Em ‘O Brutalista’, o poder do dinheiro enfrenta o espírito – 20/02/2025 – João Pereira Coutinho


O imigrante chega aos Estados Unidos e a Estátua da Liberdade o recebe: quantas vezes o cinema americano se dedicou a esse encontro?

Várias, várias: de Charlie Chaplin a Elia Kazan, de Sergio Leone a Francis Ford Coppola, a estátua foi ganhando estatuto promissor e mítico. “Dai-me os vossos cansados, os vossos pobres”, lê-se na inscrição do pedestal, “as vossas massas encurraladas ansiando por respirar livres”. A estátua está ali para erguer a sua lâmpada “ao lado da porta dourada”.

“O Brutalista”, de Brady Corbet, seguramente o grande filme do ano, rompe com essa tradição. Temos o imigrante, cansado e pobre. Temos a estátua, com sua lâmpada. Mas agora ela é filmada de ponta-cabeça, como prenúncio de uma promessa sob ameaça.

O imigrante é László Tóth —notável Adrian Brody—, um judeu sobrevivente do Holocausto. Saberemos depois que László é também um arquiteto húngaro de renome, que deixou obra em Budapeste.

Separado da mulher e da sobrinha durante a guerra, ele cruza o Atlântico em busca de uma vida nova, aguardando pelo reencontro com a família.

Um primo o recebe –”Atilla”, nome que é todo um programa– e László percebe que o primo mudou de sobrenome, de religião, até de passado. Sobreviver na América é um ato de autocriação permanente onde a velha identidade não tem lugar.

Mas László não pode abandonar essa identidade. A sua arte, os traumas do campo de concentração, a longa espera pela mulher, tudo isso o mantém ligado à velha Europa.

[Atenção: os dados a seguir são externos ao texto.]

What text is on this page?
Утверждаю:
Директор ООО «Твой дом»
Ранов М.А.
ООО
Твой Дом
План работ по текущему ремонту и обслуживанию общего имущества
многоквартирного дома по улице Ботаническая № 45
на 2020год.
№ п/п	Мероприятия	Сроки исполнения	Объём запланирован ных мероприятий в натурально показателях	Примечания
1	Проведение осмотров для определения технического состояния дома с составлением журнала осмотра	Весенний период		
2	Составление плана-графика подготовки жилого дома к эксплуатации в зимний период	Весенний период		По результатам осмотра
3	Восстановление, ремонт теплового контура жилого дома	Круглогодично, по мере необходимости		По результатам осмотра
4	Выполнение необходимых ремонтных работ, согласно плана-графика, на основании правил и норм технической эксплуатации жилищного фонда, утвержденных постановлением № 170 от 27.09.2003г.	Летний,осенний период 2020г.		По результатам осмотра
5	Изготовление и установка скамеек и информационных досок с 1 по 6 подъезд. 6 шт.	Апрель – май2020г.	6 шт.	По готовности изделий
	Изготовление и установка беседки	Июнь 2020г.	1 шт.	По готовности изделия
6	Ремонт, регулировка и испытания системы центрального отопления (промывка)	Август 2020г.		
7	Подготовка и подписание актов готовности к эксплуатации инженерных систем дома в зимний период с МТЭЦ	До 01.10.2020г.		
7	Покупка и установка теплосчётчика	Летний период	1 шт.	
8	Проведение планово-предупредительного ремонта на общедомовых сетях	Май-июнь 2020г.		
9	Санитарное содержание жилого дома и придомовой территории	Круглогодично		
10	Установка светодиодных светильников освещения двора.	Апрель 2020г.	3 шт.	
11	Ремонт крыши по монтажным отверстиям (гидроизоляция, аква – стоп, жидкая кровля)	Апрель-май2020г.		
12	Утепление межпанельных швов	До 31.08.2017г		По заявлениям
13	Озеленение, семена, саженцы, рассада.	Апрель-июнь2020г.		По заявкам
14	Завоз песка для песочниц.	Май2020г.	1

Os primos vivem em universos distintos, com valores distintos, e a ruptura é uma questão de tempo. E de temperamento.

László, novamente à deriva, sobrevive com trabalhos menores, existindo nas margens do sonho americano. Até ser resgatado por Harrison Van Buren, vivido por Guy Pearce, um milionário que lhe concede uma segunda oportunidade ao saber que László é um artista reconhecido.

Van Buren parece saído das páginas de Thorstein Veblen na sua “Teoria da Classe Ociosa”: ele admira a arte e os artistas, os livros e os criadores, porque as rivalidades da ostentação —o “consumo conspícuo” de que falava Veblen— a isso obrigam.

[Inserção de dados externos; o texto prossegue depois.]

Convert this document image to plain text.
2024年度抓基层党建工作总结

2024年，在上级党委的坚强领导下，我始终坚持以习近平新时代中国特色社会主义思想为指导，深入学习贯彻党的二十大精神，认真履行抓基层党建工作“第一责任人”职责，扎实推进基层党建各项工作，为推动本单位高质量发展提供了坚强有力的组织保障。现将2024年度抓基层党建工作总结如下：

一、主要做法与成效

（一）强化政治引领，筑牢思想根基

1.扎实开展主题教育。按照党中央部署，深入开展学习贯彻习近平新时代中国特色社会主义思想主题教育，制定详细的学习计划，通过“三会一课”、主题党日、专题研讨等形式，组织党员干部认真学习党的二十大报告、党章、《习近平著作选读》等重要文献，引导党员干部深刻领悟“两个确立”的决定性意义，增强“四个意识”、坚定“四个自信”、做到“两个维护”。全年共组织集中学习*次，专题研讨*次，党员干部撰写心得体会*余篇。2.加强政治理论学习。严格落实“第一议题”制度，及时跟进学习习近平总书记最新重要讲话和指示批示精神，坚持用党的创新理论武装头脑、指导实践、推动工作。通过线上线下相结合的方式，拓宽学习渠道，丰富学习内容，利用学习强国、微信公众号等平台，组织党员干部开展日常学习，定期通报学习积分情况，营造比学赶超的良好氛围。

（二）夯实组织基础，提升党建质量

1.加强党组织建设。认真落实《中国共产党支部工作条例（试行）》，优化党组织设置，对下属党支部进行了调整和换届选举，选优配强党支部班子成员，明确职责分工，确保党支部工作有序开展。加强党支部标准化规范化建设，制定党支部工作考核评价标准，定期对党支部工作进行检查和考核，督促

László é um adereço raro para ser exibido à família e aos amigos. Será também o autor de um projeto arquitetônico para imortalizar a matriarca da família Van Buren.

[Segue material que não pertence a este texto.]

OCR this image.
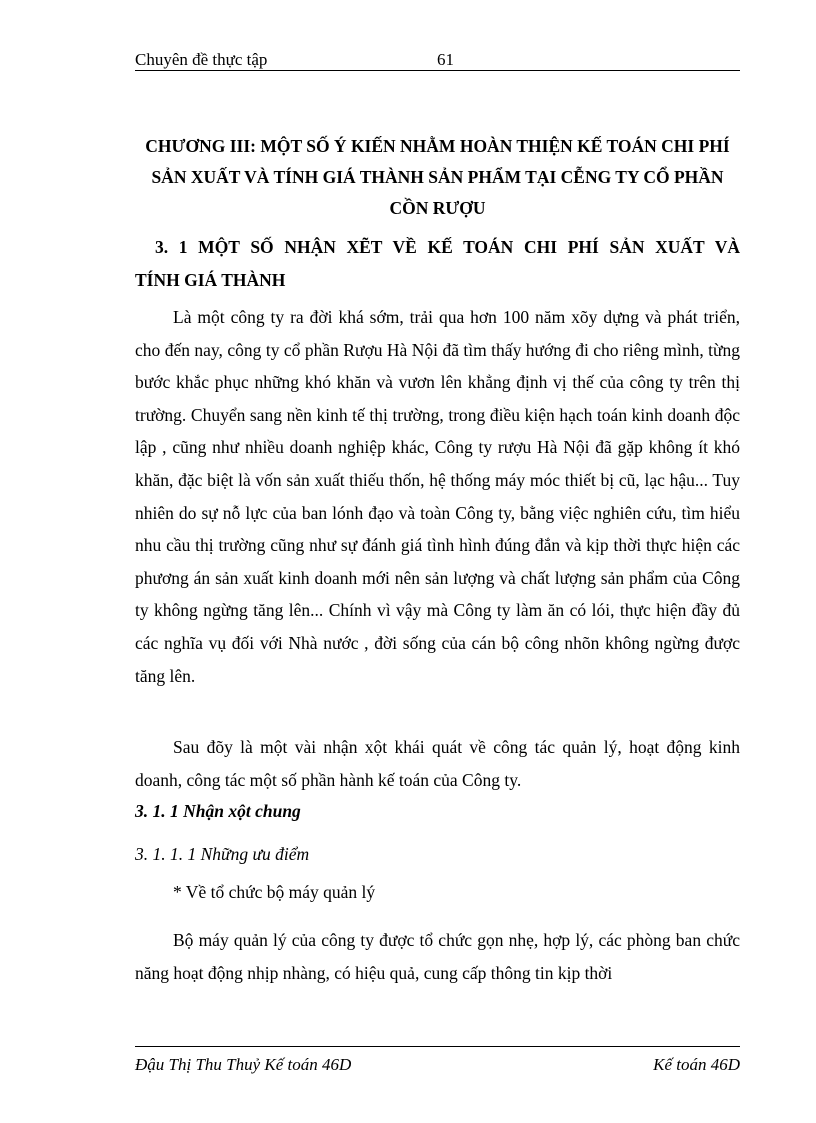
Chuyên đề thực tập	61
CHƯƠNG III: MỘT SỐ Ý KIẾN NHẰM HOÀN THIỆN KẾ TOÁN CHI PHÍ SẢN XUẤT VÀ TÍNH GIÁ THÀNH SẢN PHẨM TẠI CỄNG TY CỔ PHẦN CỒN RƯỢU
3. 1 MỘT SỐ NHẬN XẼT VỀ KẾ TOÁN CHI PHÍ SẢN XUẤT VÀ
TÍNH GIÁ THÀNH

Là một công ty ra đời khá sớm, trải qua hơn 100 năm xõy dựng và phát triển, cho đến nay, công ty cổ phần Rượu Hà Nội đã tìm thấy hướng đi cho riêng mình, từng bước khắc phục những khó khăn và vươn lên khẳng định vị thế của công ty trên thị trường. Chuyển sang nền kinh tế thị trường, trong điều kiện hạch toán kinh doanh độc lập , cũng như nhiều doanh nghiệp khác, Công ty rượu Hà Nội đã gặp không ít khó khăn, đặc biệt là vốn sản xuất thiếu thốn, hệ thống máy móc thiết bị cũ, lạc hậu... Tuy nhiên do sự nỗ lực của ban lónh đạo và toàn Công ty, bằng việc nghiên cứu, tìm hiểu nhu cầu thị trường cũng như sự đánh giá tình hình đúng đắn và kịp thời thực hiện các phương án sản xuất kinh doanh mới nên sản lượng và chất lượng sản phẩm của Công ty không ngừng tăng lên... Chính vì vậy mà Công ty làm ăn có lói, thực hiện đầy đủ các nghĩa vụ đối với Nhà nước , đời sống của cán bộ công nhõn không ngừng được tăng lên.

Sau đõy là một vài nhận xột khái quát về công tác quản lý, hoạt động kinh doanh, công tác một số phần hành kế toán của Công ty.

3. 1. 1 Nhận xột chung
3. 1. 1. 1 Những ưu điểm
* Về tổ chức bộ máy quản lý

Bộ máy quản lý của công ty được tổ chức gọn nhẹ, hợp lý, các phòng ban chức năng hoạt động nhịp nhàng, có hiệu quả, cung cấp thông tin kịp thời

Đậu Thị Thu Thuỷ Kế toán 46D	Kế toán 46D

A construção avança. E o conflito imemorial entre o poder do dinheiro e o poder do espírito ressurgem em toda sua força primitiva.

Como o filósofo René Girard ensinou, existe na admiração de Van Buren um desejo mimético pela liberdade e pela criatividade de László. “As nossas conversas são intelectualmente estimulantes”, diz ele, como se avaliasse um objeto de luxo ou um terreno valioso.

Mas o desejo, ensinava também Girard, é facilmente convertido em inveja: nem todo dinheiro do mundo pode comprar a liberdade e a criatividade de László. O ressentimento do admirador converte o objeto desejado em bode sacrificial.

Assistindo a “O Brutalista”, não pude deixar de pensar no igualmente magistral “Mank”, de David Fincher. Falo da relação entre o roteirista Herman Mankiewicz (Gary Oldman, no filme) e o magnata William Randolph Hearst (Charles Dance), que o julga possuir e controlar.

Para ilustrar essa superioridade, Hearst relembra a Mankiewicz a parábola do macaco e do tocador de realejo. O macaco pensa que é a estrela do show. Mas ele se esquece que, sem o tocador de realejo, o público não estaria ali para o ver dançar.

Tradução: o poder e o dinheiro são mais importantes que as habilidades simiescas do artista. Pelo menos, os boçais pensam que sim.

Mas é uma ilusão de curto alcance. Na história e na memória, será o macaco, e não o tocador de realejo, que será lembrado e celebrado. Serão Henry Mankiewicz —escritor de “Cidadão Kane”— e László Tóth —na sua metáfora de concreto, cujo significado só será revelado no final— que terão a última palavra.